Да, я идол с острова Ява. Ты часто пользовался этим сравнением.
Человек — это нечто несовершенное, греховное… А ты…
Он перебил:
У меня масса недостатков. Но среди них нет привычки мазать своего ближнего соплями и рыгать ему перегаром в лицо, как только тебе показалось, что улыбка Фортуны сузилась на один микрон. И вообще — хватит, может, причитать?
Но брат не слушал.
Человек для тебя — носитель мироощущения, которое ты, льстя себе, называешь трагическим. Сначала ты ввергаешь людей в отчаяние, доказывая, что только отчаяние делает человека человеком, и тогда они, совершенно дурея, обращаются к тебе. Ты искусственно делаешь себя нужным. Ну, а потом ты помогаешь им это отчаяние преодолеть, и здесь ты искренен, ты работаешь на совесть. А если человек не испытывал отчаяния, просто жил себе, ты объявляешь его нечеловеком.
Ему стало скучно. Он ответил:
Во-первых, почему «льстя»? Если трагическое мироощущение льстит, то не я это придумал.

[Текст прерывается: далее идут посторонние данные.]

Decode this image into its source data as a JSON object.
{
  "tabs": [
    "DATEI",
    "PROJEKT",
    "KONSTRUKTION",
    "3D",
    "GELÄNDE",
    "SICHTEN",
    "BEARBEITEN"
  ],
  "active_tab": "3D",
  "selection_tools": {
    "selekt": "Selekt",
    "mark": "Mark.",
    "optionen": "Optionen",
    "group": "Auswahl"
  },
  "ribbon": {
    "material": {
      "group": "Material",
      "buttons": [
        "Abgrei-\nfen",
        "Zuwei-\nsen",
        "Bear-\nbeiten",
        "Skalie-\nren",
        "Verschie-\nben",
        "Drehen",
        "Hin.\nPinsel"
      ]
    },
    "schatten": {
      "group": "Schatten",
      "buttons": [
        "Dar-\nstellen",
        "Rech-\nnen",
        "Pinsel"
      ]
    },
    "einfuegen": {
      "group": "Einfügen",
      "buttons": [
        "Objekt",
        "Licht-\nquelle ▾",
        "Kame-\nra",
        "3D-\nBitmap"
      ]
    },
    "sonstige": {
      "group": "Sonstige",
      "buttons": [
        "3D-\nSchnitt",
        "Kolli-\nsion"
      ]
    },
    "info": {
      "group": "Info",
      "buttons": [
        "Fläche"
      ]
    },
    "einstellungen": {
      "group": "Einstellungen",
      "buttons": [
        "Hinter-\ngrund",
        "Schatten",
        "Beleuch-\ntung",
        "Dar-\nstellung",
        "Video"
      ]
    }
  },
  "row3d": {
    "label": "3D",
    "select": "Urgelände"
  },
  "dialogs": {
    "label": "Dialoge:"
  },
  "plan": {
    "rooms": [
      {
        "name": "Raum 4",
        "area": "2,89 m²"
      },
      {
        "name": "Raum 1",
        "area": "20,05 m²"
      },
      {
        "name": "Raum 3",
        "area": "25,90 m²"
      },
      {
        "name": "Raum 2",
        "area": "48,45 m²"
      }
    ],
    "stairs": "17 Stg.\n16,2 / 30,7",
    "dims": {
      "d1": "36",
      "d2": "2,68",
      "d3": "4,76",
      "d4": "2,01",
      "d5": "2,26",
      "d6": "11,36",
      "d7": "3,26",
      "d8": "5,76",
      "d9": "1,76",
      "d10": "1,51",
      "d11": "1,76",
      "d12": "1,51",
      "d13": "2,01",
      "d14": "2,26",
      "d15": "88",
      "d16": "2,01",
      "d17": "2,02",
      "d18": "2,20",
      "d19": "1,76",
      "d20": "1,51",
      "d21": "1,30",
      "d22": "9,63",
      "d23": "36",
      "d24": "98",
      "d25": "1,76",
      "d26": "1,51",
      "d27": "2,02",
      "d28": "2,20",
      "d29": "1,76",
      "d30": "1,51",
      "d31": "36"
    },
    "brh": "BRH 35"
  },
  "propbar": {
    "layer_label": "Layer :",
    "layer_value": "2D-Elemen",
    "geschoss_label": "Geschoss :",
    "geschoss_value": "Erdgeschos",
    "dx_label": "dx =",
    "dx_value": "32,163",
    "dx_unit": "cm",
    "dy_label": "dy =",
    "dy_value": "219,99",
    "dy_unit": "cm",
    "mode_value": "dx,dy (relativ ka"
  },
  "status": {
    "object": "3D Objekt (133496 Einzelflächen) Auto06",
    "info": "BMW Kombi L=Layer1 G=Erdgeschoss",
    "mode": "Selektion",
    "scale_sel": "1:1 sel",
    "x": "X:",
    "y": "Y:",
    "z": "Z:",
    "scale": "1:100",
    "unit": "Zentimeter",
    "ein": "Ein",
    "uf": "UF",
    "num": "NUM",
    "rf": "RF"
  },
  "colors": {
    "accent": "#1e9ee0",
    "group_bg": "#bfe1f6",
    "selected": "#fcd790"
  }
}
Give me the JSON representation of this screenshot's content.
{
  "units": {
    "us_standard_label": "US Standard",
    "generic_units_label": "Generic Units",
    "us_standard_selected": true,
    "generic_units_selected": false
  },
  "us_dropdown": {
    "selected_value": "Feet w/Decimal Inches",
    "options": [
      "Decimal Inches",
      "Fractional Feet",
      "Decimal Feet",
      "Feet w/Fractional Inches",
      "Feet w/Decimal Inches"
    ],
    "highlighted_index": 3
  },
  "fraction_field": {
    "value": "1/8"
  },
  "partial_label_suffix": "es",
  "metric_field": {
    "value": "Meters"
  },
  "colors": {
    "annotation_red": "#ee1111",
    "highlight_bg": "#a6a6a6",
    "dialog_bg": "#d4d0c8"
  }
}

Во-вторых. Об отчаянии. Да, я считаю, что тот не человек, кто не прошел штрафную полосу отчаяния.
А ты воскрес, что ли?
После паузы он ответил:
Во всяком случае я не дал отчаянию поглотить меня. Дай договорить. Далее. Мы уже пошли по второму кругу, но могу повторить. Вот что, если угодно, я думаю о человеке. Есть человеческое животное, и есть Дух. Слабоумный — человеческое животное. Такие, как я, — Дух. И только так называемый «нормальный человек» — ни то, ни другое. К слабоумным я отношусь мистически. Они говорят нам какую-то важную правду о нас. То же могу сказать и про обезьян. Сквозь Дух что-то видно. Что-то видно сквозь слабоумного. И только сквозь «нормального человека» ни черта не видно, как сквозь забрызганное грязью стекло.
Кстати, ты, пока еще не пропил человеческий облик, тоже был Дух. Поэтому я презираю тебя как дезертира.
Брат все наезжал, но уже с некоторой, чувствовалось, усталостью:
С твоей манией власти тебе бы в политику идти.
Политической власти сейчас нет. Нет больше такого понятия, как «политическая власть». Кто хочет власти, не в политики идет. Он идет в пророки. Как я.
Как это: «Политической власти сейчас нет»?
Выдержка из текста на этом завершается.